Not needing to fight the war of attrition over LLMs frees up AWS to focus on what it does best: 1) packaging innovation from OSS community into managed services, 2) commoditizing emerging workloads into utility components, and 3) forming partnerships.
AWS’s Gen AI Surface Area Increasing
While Google, OpenAI, Mea, and a host of other startups are fighting the LLM war, AWS has quietly announced a slew of managed services that packaged the best ideas from the OSS community, such as RAG, function calling, and multi-lingual, real-time TTS and STT - but making them available for enterprise customers who prefer to operate in the AWS ecosystem.

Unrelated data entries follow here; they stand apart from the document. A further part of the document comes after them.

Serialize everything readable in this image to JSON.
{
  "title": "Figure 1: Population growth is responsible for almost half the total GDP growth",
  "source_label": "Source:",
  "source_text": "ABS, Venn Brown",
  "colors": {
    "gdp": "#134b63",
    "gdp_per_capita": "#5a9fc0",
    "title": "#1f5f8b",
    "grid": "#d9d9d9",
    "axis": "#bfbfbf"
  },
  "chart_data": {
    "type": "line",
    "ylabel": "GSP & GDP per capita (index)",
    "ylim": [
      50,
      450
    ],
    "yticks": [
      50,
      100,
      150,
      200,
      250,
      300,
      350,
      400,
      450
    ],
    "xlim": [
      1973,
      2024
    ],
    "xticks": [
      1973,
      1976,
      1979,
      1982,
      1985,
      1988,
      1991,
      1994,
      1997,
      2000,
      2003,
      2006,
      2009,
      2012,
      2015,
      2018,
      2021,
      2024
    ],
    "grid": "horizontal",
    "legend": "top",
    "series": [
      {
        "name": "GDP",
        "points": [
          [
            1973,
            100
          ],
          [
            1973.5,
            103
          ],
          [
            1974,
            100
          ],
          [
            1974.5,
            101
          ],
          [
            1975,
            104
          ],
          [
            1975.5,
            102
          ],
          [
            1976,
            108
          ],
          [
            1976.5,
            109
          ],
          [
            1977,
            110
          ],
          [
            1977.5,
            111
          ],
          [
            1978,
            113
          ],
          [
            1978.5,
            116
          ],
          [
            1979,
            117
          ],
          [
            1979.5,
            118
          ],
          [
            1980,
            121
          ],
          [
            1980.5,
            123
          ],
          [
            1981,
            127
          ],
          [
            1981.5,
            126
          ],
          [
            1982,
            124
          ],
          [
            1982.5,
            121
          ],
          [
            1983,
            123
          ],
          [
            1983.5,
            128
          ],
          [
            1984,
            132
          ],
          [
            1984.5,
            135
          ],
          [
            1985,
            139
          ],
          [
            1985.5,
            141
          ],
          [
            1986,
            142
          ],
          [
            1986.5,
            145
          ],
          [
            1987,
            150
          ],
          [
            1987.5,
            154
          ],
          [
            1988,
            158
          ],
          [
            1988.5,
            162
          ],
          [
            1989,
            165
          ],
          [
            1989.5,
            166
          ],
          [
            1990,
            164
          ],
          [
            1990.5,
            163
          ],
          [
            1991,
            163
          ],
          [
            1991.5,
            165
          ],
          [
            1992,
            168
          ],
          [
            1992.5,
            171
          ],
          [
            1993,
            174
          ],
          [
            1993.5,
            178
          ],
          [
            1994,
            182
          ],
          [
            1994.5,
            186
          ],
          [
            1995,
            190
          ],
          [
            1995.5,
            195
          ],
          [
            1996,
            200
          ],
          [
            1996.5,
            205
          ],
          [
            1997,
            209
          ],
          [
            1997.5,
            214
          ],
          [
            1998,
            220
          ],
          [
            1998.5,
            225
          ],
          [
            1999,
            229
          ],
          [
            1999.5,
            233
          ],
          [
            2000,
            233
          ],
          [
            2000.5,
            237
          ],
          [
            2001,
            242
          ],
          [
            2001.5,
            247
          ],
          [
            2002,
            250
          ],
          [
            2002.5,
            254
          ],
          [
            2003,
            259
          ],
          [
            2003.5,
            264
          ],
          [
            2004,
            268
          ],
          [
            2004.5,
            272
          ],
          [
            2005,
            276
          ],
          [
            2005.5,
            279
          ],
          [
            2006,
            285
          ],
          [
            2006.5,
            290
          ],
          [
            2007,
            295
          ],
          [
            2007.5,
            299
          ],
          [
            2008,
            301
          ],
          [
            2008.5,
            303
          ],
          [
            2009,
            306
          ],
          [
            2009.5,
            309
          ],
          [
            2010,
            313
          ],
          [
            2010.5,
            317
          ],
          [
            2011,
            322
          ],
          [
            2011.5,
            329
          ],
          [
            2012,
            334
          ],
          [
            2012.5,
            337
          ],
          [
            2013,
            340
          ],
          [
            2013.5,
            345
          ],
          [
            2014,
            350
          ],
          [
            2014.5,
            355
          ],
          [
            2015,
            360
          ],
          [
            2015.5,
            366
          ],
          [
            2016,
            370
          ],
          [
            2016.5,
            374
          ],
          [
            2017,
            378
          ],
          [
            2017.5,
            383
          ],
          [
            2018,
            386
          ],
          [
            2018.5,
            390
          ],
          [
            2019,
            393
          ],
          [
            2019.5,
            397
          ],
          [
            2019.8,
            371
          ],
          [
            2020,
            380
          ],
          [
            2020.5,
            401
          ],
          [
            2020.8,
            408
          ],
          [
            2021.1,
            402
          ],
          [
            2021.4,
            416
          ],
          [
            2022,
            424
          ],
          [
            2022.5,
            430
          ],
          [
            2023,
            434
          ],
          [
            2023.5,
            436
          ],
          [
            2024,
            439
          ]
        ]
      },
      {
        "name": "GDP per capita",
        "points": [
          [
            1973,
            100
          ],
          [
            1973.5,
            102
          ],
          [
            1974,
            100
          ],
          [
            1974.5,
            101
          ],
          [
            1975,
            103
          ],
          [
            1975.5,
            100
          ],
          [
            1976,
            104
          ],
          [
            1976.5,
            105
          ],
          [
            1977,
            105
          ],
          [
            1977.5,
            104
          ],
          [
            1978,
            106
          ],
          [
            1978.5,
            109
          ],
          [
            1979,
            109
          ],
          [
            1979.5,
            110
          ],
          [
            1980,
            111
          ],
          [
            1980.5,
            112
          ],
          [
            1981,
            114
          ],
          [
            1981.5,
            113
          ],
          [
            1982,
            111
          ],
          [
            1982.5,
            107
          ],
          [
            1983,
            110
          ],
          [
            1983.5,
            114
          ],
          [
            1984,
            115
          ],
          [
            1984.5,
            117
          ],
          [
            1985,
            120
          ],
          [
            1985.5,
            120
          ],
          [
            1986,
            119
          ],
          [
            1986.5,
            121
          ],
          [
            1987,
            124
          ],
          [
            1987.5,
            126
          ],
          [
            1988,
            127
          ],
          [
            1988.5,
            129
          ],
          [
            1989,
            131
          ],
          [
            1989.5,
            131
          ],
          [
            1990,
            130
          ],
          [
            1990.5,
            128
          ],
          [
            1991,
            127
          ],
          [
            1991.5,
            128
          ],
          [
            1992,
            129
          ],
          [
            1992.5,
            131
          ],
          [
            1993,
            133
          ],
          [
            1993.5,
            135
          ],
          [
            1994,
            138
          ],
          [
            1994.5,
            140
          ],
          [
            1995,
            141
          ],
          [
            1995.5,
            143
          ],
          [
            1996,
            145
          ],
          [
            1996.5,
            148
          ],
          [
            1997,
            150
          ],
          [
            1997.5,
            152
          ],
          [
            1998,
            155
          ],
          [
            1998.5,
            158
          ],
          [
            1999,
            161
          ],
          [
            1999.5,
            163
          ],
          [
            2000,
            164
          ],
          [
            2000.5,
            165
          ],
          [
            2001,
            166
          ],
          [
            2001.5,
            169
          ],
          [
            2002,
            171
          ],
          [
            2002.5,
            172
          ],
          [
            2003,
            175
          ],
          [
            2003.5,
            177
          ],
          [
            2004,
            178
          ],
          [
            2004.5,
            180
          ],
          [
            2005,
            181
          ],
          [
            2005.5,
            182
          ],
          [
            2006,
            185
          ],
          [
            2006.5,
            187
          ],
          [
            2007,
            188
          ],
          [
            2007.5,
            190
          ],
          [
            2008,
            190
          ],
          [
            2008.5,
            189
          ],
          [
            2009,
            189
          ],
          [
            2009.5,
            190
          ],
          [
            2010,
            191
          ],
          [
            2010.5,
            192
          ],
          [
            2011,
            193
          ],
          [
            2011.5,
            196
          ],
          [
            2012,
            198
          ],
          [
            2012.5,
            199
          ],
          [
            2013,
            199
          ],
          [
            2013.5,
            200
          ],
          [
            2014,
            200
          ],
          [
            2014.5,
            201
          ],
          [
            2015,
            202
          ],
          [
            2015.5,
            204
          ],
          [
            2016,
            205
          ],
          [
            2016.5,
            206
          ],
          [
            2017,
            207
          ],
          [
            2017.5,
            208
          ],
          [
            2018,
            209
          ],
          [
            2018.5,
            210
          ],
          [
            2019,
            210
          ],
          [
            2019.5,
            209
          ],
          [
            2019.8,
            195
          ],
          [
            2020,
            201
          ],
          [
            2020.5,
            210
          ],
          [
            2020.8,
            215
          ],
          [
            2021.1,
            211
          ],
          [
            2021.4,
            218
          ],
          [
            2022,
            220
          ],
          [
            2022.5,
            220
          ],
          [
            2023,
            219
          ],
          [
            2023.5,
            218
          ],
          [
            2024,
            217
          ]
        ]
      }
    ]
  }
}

In short, 2024 will see far more enterprise GenAI product releases, thanks to them finally having all the “lego blocks” to assemble their GenAI apps, such as:
Guadrails (preview) for Bedrock: basically the same idea (and name) as the OSS Guardrails project that allows for enforcing constraints around LLM agent behavior and generation.
Agents & Function calling (GA): popularized by the OSS Gorilla project, ReAct, Langchain, and numerous other OSS community demos, made finally available for the enterprise market.
Managed RAG / Knowledge base (GA) for Bedrock: This service basically provides a managed experience for chunking and embedding documents sitting in a S3 data lake, and even loading them into a purpose-built vector store such as OpenSearch Serverless, RDS PGVector, or the new DocumentDB vector search feature. With this, customers may potentially not need to build and operate their own RAG service, which is a very common workload.
LLM evaluation framework: Perhaps inspired from the plethora of LLMOps and evaluation projects such as Langchain’s Langsmith, PromptLayer, etc, Bedrock now has its own LLMOps tool that’s in preview so that enterprise customers don’t have to leave AWS ecosystem for LLMOps.
Multi modal embeddings: Multimodal embedding models such as CLIP will become more important as Multi-Modal Gen AI use cases explode, and AWS releasing an embedding model is a start.
LLM training babysitting + training clusters as a service (Hyperpod): This AWS service helps customers looking to pretrain their own models from scratch by managing GPU clusters and model training job babysitting on behalf of customers. Whether pretraining own models is a good idea is a separate topic.
Continuous pretraining: Bedrock already allows for model finetuning, but some customers may want to do a full parameter retraining periodically to incorporate new (recent) data to advance their knowledge cutoffs. This service supposedly makes that workload easier.
The above were some of the highlights - but there were many other announcements that encroached even deeper into vertical use cases such as AWS Healthscribe, which uses deep learning to help healthcare professionals take notes, or Amazon Q, which is basically an omni-channel agent assist solution that is meant to compete in the “train your LLM chatbot with your company data” space. There were also many “enterprise-grade” announcements for neural STT and TTS, as well as agent-assist and contact center solutions (but these adoption trends have been in motion for years, even prior to GenAI).
Note, building products with a high degree of polish and developer experience was never AWS’s forte, so the initial reactions to Amazon Q have been lukewarm at best, and you can try it out for yourself to see that. But performance may not matter - for now - since many enterprise customers still aren’t tech-capable to develop Amazon Q on their own.
Conclusion
Due to fierce competition in LLM space, AWS’s strength in distribution, and partnerships with Anthropic and OSS model providers - AWS can afford to play the fast follower game and succeed in generative AI with enterprise segment. The main risks to this game would come from another step-jump in foundational models that only OpenAI or Google would possess (and OSS community don’t have access to), which would force AWS in a tougher position.